Der Kollege Stieler schrieb ja gestern schon über die erstaunliche Welle der Empörung, die die Politik mitten im Sommerloch über den – in anderen Ländern seit Jahren ganz normalen wie grundlegend sinnvollen – Dienst Google Street View hierzulande ausgießt. Was mich dabei wirklich nervt: Googles fast zeitgleich erfolgter leidlich unfassbarer Schritt, die Netzneutralität zu negieren, um einigen großen US-Telekommunikationsfirmen – mit Verlaub – ins Hinterteil zu kriechen, bleibt derweil völlig "underreported", wie amerikanische Journalisten sagen würden.
Ich habe schon an verschiedenen Stellen geschrieben, für wie überflüssig ich die heute noch bestehenden Carrier-Oligopole im Mobilfunk-Bereich halte. Diese Firmen stellen eine simple Commodity, namentlich: Internet, bereit – und lassen sich das zu Premiumpreisen bezahlen, mit allerlei nervigen Einschränkungen sowie Verknappungselementen versehen. Gäbe es in den meisten Ländern mehr als jeweils eine Handvoll Anbieter, könnten sie sich nicht so leicht absprechen. (Noch besser: Der Staat erkennt endlich, dass Funkfrequenzen dem Volk gehören und reguliert entsprechend.)

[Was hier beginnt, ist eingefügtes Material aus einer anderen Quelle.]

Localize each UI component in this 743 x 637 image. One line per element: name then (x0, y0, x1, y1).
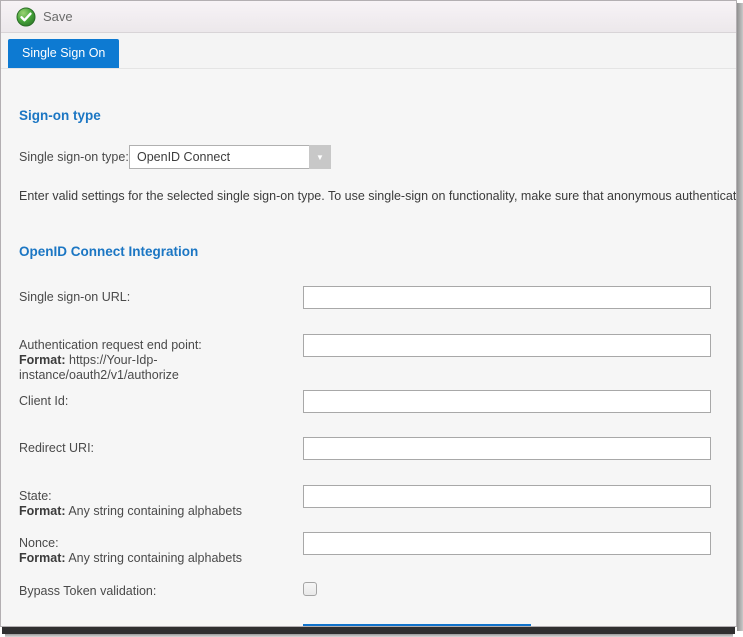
redirect-uri-input[interactable] (303, 437, 711, 460)
format-label: Format: (19, 504, 66, 518)
field-label-col: Single sign-on URL: (19, 286, 303, 305)
field-label-col: Client Id: (19, 390, 303, 409)
field-row-sso-url: Single sign-on URL: (19, 286, 736, 309)
content-panel: Sign-on type Single sign-on type: OpenID… (1, 68, 736, 626)
state-label: State: (19, 489, 303, 504)
nonce-label: Nonce: (19, 536, 303, 551)
redirect-uri-label: Redirect URI: (19, 441, 303, 456)
auth-endpoint-label: Authentication request end point: (19, 338, 303, 353)
nonce-input[interactable] (303, 532, 711, 555)
field-label-col: Authentication request end point: Format… (19, 334, 303, 383)
window-right-shadow (737, 3, 743, 631)
field-row-redirect-uri: Redirect URI: (19, 437, 736, 460)
state-format: Format: Any string containing alphabets (19, 504, 303, 519)
signon-type-value: OpenID Connect (130, 150, 309, 164)
field-row-auth-endpoint: Authentication request end point: Format… (19, 334, 736, 383)
format-label: Format: (19, 551, 66, 565)
client-id-label: Client Id: (19, 394, 303, 409)
field-label-col: State: Format: Any string containing alp… (19, 485, 303, 519)
generate-button-row: Generate 'Initiate Login URI' (303, 624, 736, 626)
save-label: Save (43, 9, 73, 24)
field-label-col: Nonce: Format: Any string containing alp… (19, 532, 303, 566)
field-label-col: Redirect URI: (19, 437, 303, 456)
field-row-client-id: Client Id: (19, 390, 736, 413)
nonce-format: Format: Any string containing alphabets (19, 551, 303, 566)
field-row-nonce: Nonce: Format: Any string containing alp… (19, 532, 736, 566)
chevron-down-icon[interactable]: ▼ (309, 145, 331, 169)
state-input[interactable] (303, 485, 711, 508)
single-sign-on-url-input[interactable] (303, 286, 711, 309)
tab-single-sign-on[interactable]: Single Sign On (8, 39, 119, 68)
format-text: Any string containing alphabets (66, 551, 243, 565)
format-text: Any string containing alphabets (66, 504, 243, 518)
signon-type-heading: Sign-on type (19, 107, 736, 124)
auth-endpoint-format: Format: https://Your-Idp-instance/oauth2… (19, 353, 303, 383)
client-id-input[interactable] (303, 390, 711, 413)
save-check-icon (16, 7, 36, 27)
bypass-token-checkbox[interactable] (303, 582, 317, 596)
window-inner: Save Single Sign On Sign-on type Single … (0, 0, 737, 627)
sso-url-label: Single sign-on URL: (19, 290, 303, 305)
signon-type-label: Single sign-on type: (19, 150, 129, 164)
field-row-state: State: Format: Any string containing alp… (19, 485, 736, 519)
bypass-token-row: Bypass Token validation: (19, 582, 736, 598)
format-label: Format: (19, 353, 66, 367)
bypass-token-label: Bypass Token validation: (19, 582, 303, 598)
auth-request-endpoint-input[interactable] (303, 334, 711, 357)
toolbar: Save (1, 1, 736, 33)
tab-bar: Single Sign On (1, 33, 736, 68)
window-bottom-bar (2, 627, 735, 634)
openid-heading: OpenID Connect Integration (19, 243, 736, 260)
settings-window: Save Single Sign On Sign-on type Single … (0, 0, 743, 637)
signon-type-select[interactable]: OpenID Connect ▼ (129, 145, 331, 169)
signon-description: Enter valid settings for the selected si… (19, 189, 736, 203)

Was Google jetzt in Sachen Netzneutralität tut, ist zunächst einmal rationell völlig unverständlich. Das Unternehmen betont, man habe die Netzneutralität für das (begrifflich übrigens völlig neue) "öffentliche Internet" gerettet. Der Preis: Im Mobilfunkbereich sollen die Carrier tun können, was sie wollen – also quasi das, was jetzt schon gilt, nur noch schlimmer, von der Sperre von Voice-over-IP bis zu Gigabyte-Mondpreisen. Begründung: Das sei doch ein "wettbewerbsintensiver und dynamischer" Markt. (Das Gegenteil ist der Fall.)
Und dann wären da noch die sogenannten "neuen Dienste", bei denen die Carrier ungestraft eine Art Privat-Internet für sich selbst aufziehen können, als wäre das einheitliche Netz, auf das die Welt vor der Durchsetzung des Internet so viele Jahre wartete, ein Kabel-TV-Angebot. Auch das soll nicht reguliert werden. Google-Boss Schmidts Beispiel dafür war ein 3D-Angebot der Oper von New York, das man ja dann als "neuen Dienst" über einen Breitband-Carrier beziehen könne. Doch warum zur Hölle sollte eine Kultureinrichtung das nicht im stinknormalen Internet umsetzen, anstatt nur die Kunden eines einzelnen Anbieters zu erreichen?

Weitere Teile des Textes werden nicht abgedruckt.